This tutorial shows you how to use the Data Analytics Reference Stack (DARS), and to optionally build your own images with the baseline Dockerfiles provided in the DARS repository. Our assumption is that Clear Linux* OS is the host. However, any system that supports Docker* containers can be used to follow these steps.

The Data Analytics Reference Stack release

The Data Analytics Reference Stack (DARS) provides developers and enterprises a straightforward, highly optimized software stack for storing and processing large amounts of data. More detail is available on the DARS architecture and performance benchmarks.

The Data Analytics Reference Stack provides two pre-built Docker images, available on Docker Hub:

We recommend you view the latest component versions for each image in the README found in the DARS repository. Because Clear Linux OS is a rolling distribution, the package version numbers in the Clear Linux OS-based containers may not be the latest released by Clear Linux OS.

Note

The Data Analytics Reference Stack is a collective work, and each piece of software within the work has its own license. Please see the terms of use for more details about licensing and usage of the Data Analytics Reference Stack.

Using the Docker Images

To immediately start using the latest stable DARS images, pull directly from Docker Hub. For this tutorial we’ll use the Dars with MKL version of the stack.

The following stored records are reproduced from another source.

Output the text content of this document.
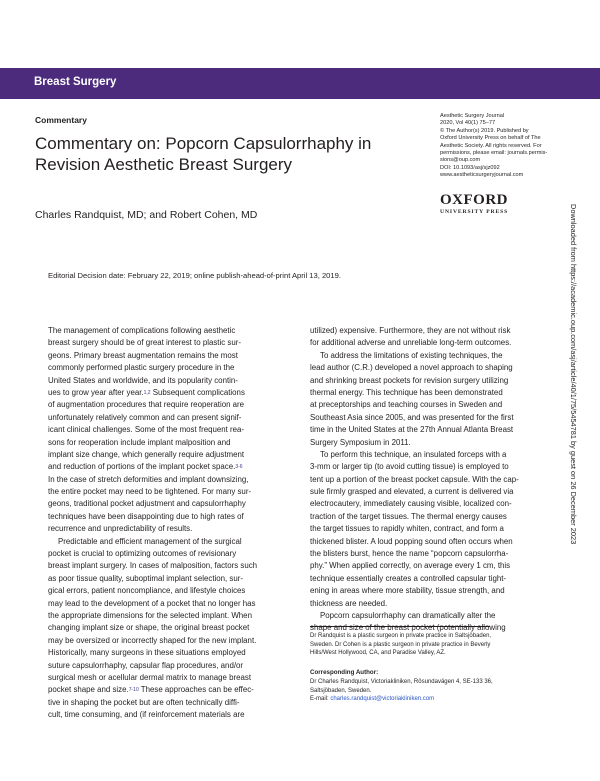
Breast Surgery
Commentary
Commentary on: Popcorn Capsulorrhaphy in
Revision Aesthetic Breast Surgery
Charles Randquist, MD; and Robert Cohen, MD
Aesthetic Surgery Journal
2020, Vol 40(1) 75–77
© The Author(s) 2019. Published by
Oxford University Press on behalf of The
Aesthetic Society. All rights reserved. For
permissions, please email: journals.permis-
sions@oup.com
DOI: 10.1093/asj/sjz092
www.aestheticsurgeryjournal.com
OXFORD
UNIVERSITY PRESS
Editorial Decision date: February 22, 2019; online publish-ahead-of-print April 13, 2019.
The management of complications following aesthetic
breast surgery should be of great interest to plastic sur-
geons. Primary breast augmentation remains the most
commonly performed plastic surgery procedure in the
United States and worldwide, and its popularity contin-
ues to grow year after year. 1,2 Subsequent complications
of augmentation procedures that require reoperation are
unfortunately relatively common and can present signif-
icant clinical challenges. Some of the most frequent rea-
sons for reoperation include implant malposition and
implant size change, which generally require adjustment
and reduction of portions of the implant pocket space. 3-6
In the case of stretch deformities and implant downsizing,
the entire pocket may need to be tightened. For many sur-
geons, traditional pocket adjustment and capsulorrhaphy
techniques have been disappointing due to high rates of
recurrence and unpredictability of results.
Predictable and efficient management of the surgical
pocket is crucial to optimizing outcomes of revisionary
breast implant surgery. In cases of malposition, factors such
as poor tissue quality, suboptimal implant selection, sur-
gical errors, patient noncompliance, and lifestyle choices
may lead to the development of a pocket that no longer has
the appropriate dimensions for the selected implant. When
changing implant size or shape, the original breast pocket
may be oversized or incorrectly shaped for the new implant.
Historically, many surgeons in these situations employed
suture capsulorrhaphy, capsular flap procedures, and/or
surgical mesh or acellular dermal matrix to manage breast
pocket shape and size. 7-10 These approaches can be effec-
tive in shaping the pocket but are often technically diffi-
cult, time consuming, and (if reinforcement materials are
utilized) expensive. Furthermore, they are not without risk
for additional adverse and unreliable long-term outcomes.
To address the limitations of existing techniques, the
lead author (C.R.) developed a novel approach to shaping
and shrinking breast pockets for revision surgery utilizing
thermal energy. This technique has been demonstrated
at preceptorships and teaching courses in Sweden and
Southeast Asia since 2005, and was presented for the first
time in the United States at the 27th Annual Atlanta Breast
Surgery Symposium in 2011.
To perform this technique, an insulated forceps with a
3-mm or larger tip (to avoid cutting tissue) is employed to
tent up a portion of the breast pocket capsule. With the cap-
sule firmly grasped and elevated, a current is delivered via
electrocautery, immediately causing visible, localized con-
traction of the target tissues. The thermal energy causes
the target tissues to rapidly whiten, contract, and form a
thickened blister. A loud popping sound often occurs when
the blisters burst, hence the name “popcorn capsulorrha-
phy.” When applied correctly, on average every 1 cm, this
technique essentially creates a controlled capsular tight-
ening in areas where more stability, tissue strength, and
thickness are needed.
Popcorn capsulorrhaphy can dramatically alter the
shape and size of the breast pocket (potentially allowing
Dr Randquist is a plastic surgeon in private practice in Saltsjöbaden,
Sweden. Dr Cohen is a plastic surgeon in private practice in Beverly
Hills/West Hollywood, CA, and Paradise Valley, AZ.
Corresponding Author:
Dr Charles Randquist, Victoriakliniken, Rösundavägen 4, SE-133 36,
Saltsjöbaden, Sweden.
E-mail: charles.randquist@victoriakliniken.com
Downloaded from https://academic.oup.com/asj/article/40/1/75/5454781 by guest on 26 December 2023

Once you have downloaded the image, you can run it with

docker run -it --ulimit nofile=1000000:1000000 --name mkl <name of image>

This will launch the image and drop you into a bash shell inside the container. You will see output similar to the following:

root@fd5155b89857 /root # spark-shell
spark-shell
Config directory: /usr/share/defaults/spark/
Welcome to
  ____              __
 / __/__  ___ _____/ /__
 _\ \/ _ \/ _ `/ __/  '_/
/___/ .__/\_,_/_/ /_/\_\   version 2.4.0
   /_/

Using Scala version 2.12.7 (OpenJDK 64-Bit Server VM, Java 1.8.0-internal)
Type in expressions to have them evaluated.
Type :help for more information.

scala>

The –ulimit nofile parameter is currently required in order to increase the number of open files opened at certain point by the spark engine.

Building DARS Images

If you choose to build your own DARS container images, you can customize them as needed. Use the provided Dockerfile as a baseline. To construct images with Clear Linux OS, start with a Clear Linux OS development platform that has the containers-basic-dev bundle installed. Learn more about bundles and installing them by using swupd.

First, clone the DARS repository from GitHub.

git clone https://github.com/clearlinux/dockerfiles/tree/master/stacks/dars -b master

Then, inside the DARS directory, run make to build OpenBLAS and MKL images, and run make baseline to build the baseline CentOS image. Depending on the system, it may take a while to finish building. Once completed, check the resulting images with Docker

docker images | grep dars

You can use any of the resulting images to launch fully functional containers. If you need to customize the containers, you can edit the provided Dockerfile.